Tek farkı havanın çok soğuk ve İstanbul'un kendini kara teslim etmiş olması. Tıpkı küçük bir çocuğun istediği oyuncağı alamayışı gibi kasvetli, karanlık ve içini sızlatan acı gibi içimizi gıcıklayan bir soğuk var dışarıda. (Bugün kahvemi alıp elime dışarı çıkmaya korktuğum ve üşendiğim için miskin bir kedi gibi o camın önünden bu camın önüne savrulup durduğum öğrencilik günlerimden biri olmalıydı! )
Ülke gündemine baktığımızda yada tam anlamıyla tüm gündeme baktığımızda görevden alınan savcılar, düşen uçaklar, açık denizlerde yanan feribotlar, bu soğuk kış günü evi boşaltılan zavallılardan oluşmakta.
Magazin gündemine bakacak olursak 'onun aşkı kiminle görüldü, 2014 de kim en çok öpüştü? Vay efendim kim, kiminle, nerede, nasıl?' gibi her zamanki sorunsallarıda ayriyetten bir başka şekilde eşlik ediyor haberleri takip edebilme çabama.

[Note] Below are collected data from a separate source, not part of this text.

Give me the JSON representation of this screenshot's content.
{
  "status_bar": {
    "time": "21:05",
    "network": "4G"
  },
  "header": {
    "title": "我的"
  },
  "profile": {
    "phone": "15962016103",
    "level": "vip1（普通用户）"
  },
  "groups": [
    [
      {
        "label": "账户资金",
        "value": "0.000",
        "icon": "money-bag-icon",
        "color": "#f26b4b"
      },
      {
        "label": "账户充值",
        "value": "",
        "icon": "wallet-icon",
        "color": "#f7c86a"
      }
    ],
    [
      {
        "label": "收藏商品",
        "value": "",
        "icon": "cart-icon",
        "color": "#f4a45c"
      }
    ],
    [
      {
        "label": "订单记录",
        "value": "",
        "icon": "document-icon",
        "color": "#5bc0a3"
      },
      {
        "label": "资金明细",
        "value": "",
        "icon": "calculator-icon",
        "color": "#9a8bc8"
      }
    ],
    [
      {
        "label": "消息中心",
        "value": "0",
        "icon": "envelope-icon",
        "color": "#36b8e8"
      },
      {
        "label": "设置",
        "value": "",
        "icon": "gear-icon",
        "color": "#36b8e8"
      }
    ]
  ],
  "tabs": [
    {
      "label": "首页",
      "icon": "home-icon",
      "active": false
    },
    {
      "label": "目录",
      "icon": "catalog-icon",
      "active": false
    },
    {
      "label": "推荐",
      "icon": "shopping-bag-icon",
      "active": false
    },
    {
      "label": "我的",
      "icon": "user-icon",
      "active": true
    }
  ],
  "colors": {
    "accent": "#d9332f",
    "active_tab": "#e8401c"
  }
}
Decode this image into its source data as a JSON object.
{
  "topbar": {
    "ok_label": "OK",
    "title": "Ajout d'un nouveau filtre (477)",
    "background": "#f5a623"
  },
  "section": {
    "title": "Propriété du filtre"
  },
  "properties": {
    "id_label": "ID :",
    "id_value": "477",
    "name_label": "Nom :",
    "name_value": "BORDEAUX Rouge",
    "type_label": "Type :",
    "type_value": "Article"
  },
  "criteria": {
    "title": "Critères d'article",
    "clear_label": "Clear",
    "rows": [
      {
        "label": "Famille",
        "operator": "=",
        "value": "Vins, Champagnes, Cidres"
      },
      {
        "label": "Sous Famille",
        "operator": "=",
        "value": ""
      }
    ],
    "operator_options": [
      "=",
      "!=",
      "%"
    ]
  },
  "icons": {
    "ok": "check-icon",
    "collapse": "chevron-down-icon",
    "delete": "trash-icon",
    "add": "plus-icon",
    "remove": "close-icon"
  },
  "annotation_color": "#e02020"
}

Şuan bunları bir dönercinin lokantasından yazıyorum. Öğle tatilindeyim, yemeğimi yerken bana eşlik eden haberler, gündem, sosyal medya zırvalıklarından sıyrılıp kendim bir şeyler karalamak istedim. Yeni işime adapte olmaya çalışırken hem içimden kendime sövüyor hemde sevdiğim işi yapabilmek adına kendi iç dünyamda çırpınıyorum. Benim desteğim sadece içimdeki kendimlerden oluşuyor. Bir başkasının kurduğu düzende boğulmak yerine, kendi kurduğum ve bu millete göre aykırı gelecek olan çalışma stili ve düzeni içinde savrulup yine kendi başarılarımın altını kendi imzamla süslemek istiyorum.
Yeni yıl geliyor. Ben hep umut doluyum. Ve biliyorum bu yılda bir öncekinden farklı mutluluklara ev sahipliği yapacak. İstemediğim tüm zorunluluklardan silkeleyip arındıracak beni. İhtiyacım olan tek şey inandıklarımın yanına biraz destek bulabilmek. Hepsi bu..
Mutluluktan ayaklarınızın yerden kesildiği yıllar olsun. (Benim genellikle rüzgardan kesiliyor ama sizin öyle olsun )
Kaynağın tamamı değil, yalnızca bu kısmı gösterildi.